Designara os Generais Demóstenes Chilingutila e Domingos Augusto “Wiyo” para trabalharem com Jorge Sukisa na manutenção da paz no Huambo. Jorge Sukisa que garantira ao Dr. Jonas Savimbi que no Huambo não haveria guerra, mudou de posição quando recebeu a ordem de JES que dizia: “Meu caro Sukisa. É urgente expulsar os bandidos da UNITA do Huambo, porque o Huambo é politicamente estratégico e militarmente decisivo”.

 

No sábado 9 de Janeiro de 1993, Jorge Sukisa pós em marcha a monstruosa máquina de guerra que se encontrava no Huambo, apunhalando pelas costas os generais Demóstenes Chilingutila e Domingos Augusto Liahuka “Wiyo” designados pelo Dr. Jonas Malheiro Savimbi para as negociações com vista a manutenção da paz no Huambo.

 

“Foi um ataque traiçoeiro à responsabilidade de negociar, como foi em Luanda, foi um ataque à amizade pessoal, foi um ataque traiçoeiro à palavra dada”, considerou o Dr. Jonas Savimbi na mensagem à nação pela libertação do Huambo, transmitida pela VORGAN.

 

“Queima tudo” “queima tudo” era a ordem do comando das FAPLA aos operadores de tanques e pilotos de aviões de combate.

 

Ernesto Handa que fazia parte dos efectivos da guarda do Dr. Jonas Savimbi na Casa Branca, recorda que às 14h00 soaram os primeiros disparados de canhões de longo alcance, a partir dos quarteis contra a residência do Dr. Jonas Savimbi, sita na rua 50.

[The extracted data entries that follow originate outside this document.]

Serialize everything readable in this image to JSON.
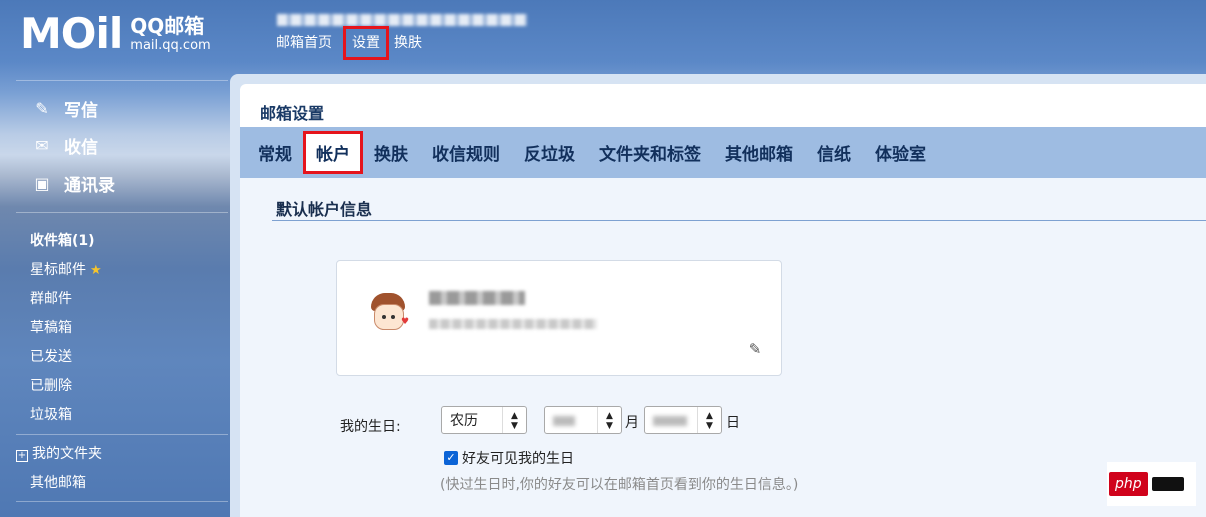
{
  "header": {
    "logo_main": "MOil",
    "logo_brand": "QQ邮箱",
    "logo_url": "mail.qq.com",
    "nav": [
      "邮箱首页",
      "设置",
      "换肤"
    ]
  },
  "sidebar": {
    "primary": [
      {
        "label": "写信",
        "icon": "pencil-icon"
      },
      {
        "label": "收信",
        "icon": "envelope-icon"
      },
      {
        "label": "通讯录",
        "icon": "contacts-icon"
      }
    ],
    "folders": [
      {
        "label": "收件箱(1)",
        "bold": true
      },
      {
        "label": "星标邮件",
        "icon": "star-icon"
      },
      {
        "label": "群邮件"
      },
      {
        "label": "草稿箱"
      },
      {
        "label": "已发送"
      },
      {
        "label": "已删除"
      },
      {
        "label": "垃圾箱"
      }
    ],
    "my_folders": "我的文件夹",
    "other_mailbox": "其他邮箱"
  },
  "main": {
    "title": "邮箱设置",
    "tabs": [
      "常规",
      "帐户",
      "换肤",
      "收信规则",
      "反垃圾",
      "文件夹和标签",
      "其他邮箱",
      "信纸",
      "体验室"
    ],
    "active_tab": "帐户",
    "section_title": "默认帐户信息",
    "birthday": {
      "label": "我的生日:",
      "calendar_select": "农历",
      "month_unit": "月",
      "day_unit": "日",
      "checkbox_label": "好友可见我的生日",
      "checkbox_checked": true,
      "hint": "(快过生日时,你的好友可以在邮箱首页看到你的生日信息。)"
    }
  },
  "watermark": {
    "text": "php"
  },
  "colors": {
    "highlight": "#e5141c",
    "tab_bar": "#9ebce2",
    "accent_blue": "#0b63d6"
  }
}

“Aquela preparação artilheira era também cobertura à progressão dos tanques em direcção à casa do MV”, lembra Ernesto Handa. Na reacção da guarda presidencial, alguns tanques ficaram carbonizados e os outros com e a infantaria retrocederam para as suas linhas iniciais com muito sofrimento.

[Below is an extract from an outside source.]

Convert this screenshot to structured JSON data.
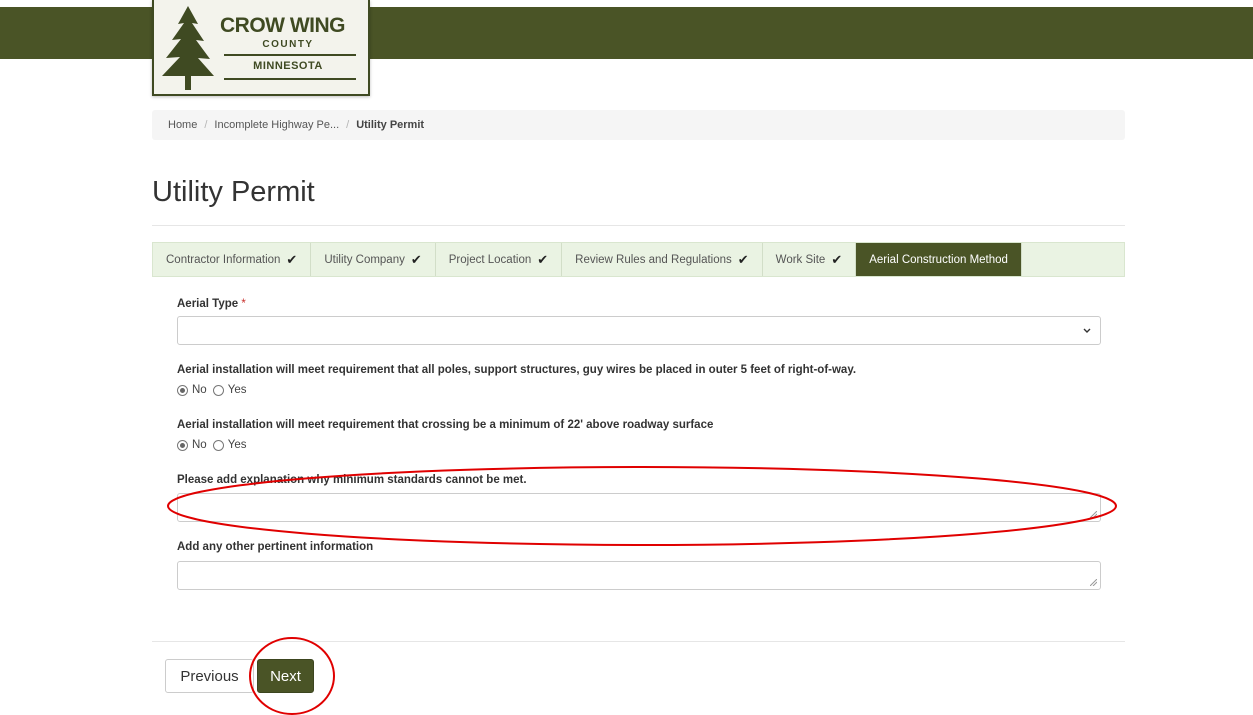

Na mesma tarde, alguns minutos depois do início dos combates, registou-se a primeira intervenção da força aérea que tinha objectivo bem definido, a destruição da Casa Branca. A residência oficial do Dr Savimbi ficou em escombros como se apresenta ainda hoje, nas primeiras horas dos confrontos. A destruição da residência do Dr Savimbi foi para a UNITA declaração de guerra a qual, em legítima defesa, as FALA que se encontravam em aquartelamento no Bimbe tiveram de responder a todo o custo.

“Conseguimos conter a ofensiva do inimigo naquela tarde com os comandos que mostraram o que tinham aprendido e fizeram muito bom trabalho”, diz Ernesto Handa, que depois passou a comandar o 9º batalhão regular chamado a intervir no teatro do Huambo.

No segundo dia, informa Ernesto Handa, os combates retomaram muito cedo.

“Desde o primeiro dia fiquei controlar aquela zona do bairro dos ministros, fazendo frente ao Palácio do Governo e aos quartéis”, relata Ernesto Handa.

O ex-comandante do 9º batalhão conta que no início dos combates tiveram algumas dificuldades, decorrentes da surpresa e do facto de as forças da UNITA não terem dominado  bem a cidade.


“Nos primeiro seis dias enfrentamos alguns problemas. As nossas forças precisavam ser reagrupadas e a guerra urbana não fazia parte da experiência de muitos dos nossos efectivos”, reporta Handa.


“Tivemos que nos adaptar à nova realidade de guerra, equipando os infantes não apenas com armas e munições, mas também com instrumentos para abrir canais de comunicação e linhas de progressão”, acrescenta.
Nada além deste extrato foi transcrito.